IMPACTS has generated a large amount of new knowledge in this area and is an example of how wide reaching research programs where different groups look into different aspects of the same topic brings the knowledge base forward while ensuring that the results are aligned.

Inventory of CO2 mixtures

One of the key goals of IMPACTS has been to determine the scientific basic for which impurities that can be acceptable for a CO2 transport system, avoiding too stringent constraints for the chains. So far IMPACTS has generated a comprehensive Inventory of CO2 mixtures where a framework for characterization of impact of impurities on CCS systems has been defined. The TREND software development is essential. It may be useful for a lot of different industries and may possibly become an ISO standard.

A Report on knowledge gaps has been produced and a better equation of state has been developed for CO2 mixed with all the potential contaminants expected in captured CO2.

An overview of knowledge regarding corrosion of pipelines in CO2 service has been established and experimental work has determined effect of CO2 supercritical mixtures on corrosion of pipeline materials.

7 representative CCS chains have been formulated. These cover the full range of compositions likely to be encountered in CCS projects over the next 10-25 years. These are ready for use in the analysis of economic, operational and risk effects of impurities. A start has been made on the construction of the economic model.

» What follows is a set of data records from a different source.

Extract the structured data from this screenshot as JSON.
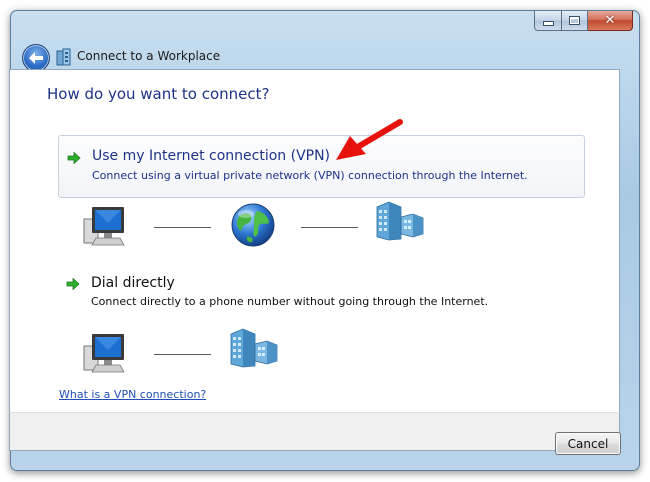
{
  "window": {
    "title": "Connect to a Workplace",
    "buttons": {
      "minimize_icon": "minimize-icon",
      "maximize_icon": "maximize-icon",
      "close_label": "✕"
    }
  },
  "main": {
    "heading": "How do you want to connect?",
    "options": [
      {
        "title": "Use my Internet connection (VPN)",
        "description": "Connect using a virtual private network (VPN) connection through the Internet.",
        "icon": "green-arrow-icon",
        "diagram": [
          "computer-icon",
          "globe-icon",
          "server-building-icon"
        ]
      },
      {
        "title": "Dial directly",
        "description": "Connect directly to a phone number without going through the Internet.",
        "icon": "green-arrow-icon",
        "diagram": [
          "computer-icon",
          "server-building-icon"
        ]
      }
    ],
    "help_link": "What is a VPN connection?"
  },
  "footer": {
    "cancel_label": "Cancel"
  },
  "annotation": {
    "icon": "red-arrow-icon",
    "color": "#e8120c"
  },
  "colors": {
    "heading": "#1e3287",
    "link": "#1f4fb5",
    "window_frame": "#a9c9e3"
  }
}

Processing, compression and transport to be viewed as one

The results illustrated how important it is that processing, compression and transport need to be viewed as one, and optimized together and that reliable numbers are arrived at for what can be acceptable in amounts of impurities. Also acknowledging that transport also requires compression and processing, and how impurities affect this. A presentation from Geir Skaugen, SINTEF and the IMPACTS project illustrated how 4% of impurities in the CO2 can increase the power consumption for transport by 50%. The effect of impurities are most severe at low pressures i.e storage pressures.

In the final six months of IMPACTS the focus will be on firming up the final experimental results, quality assurance and dissemination of the results in particular to the international standardization comittees such as the ISO committee on Transport of CO2.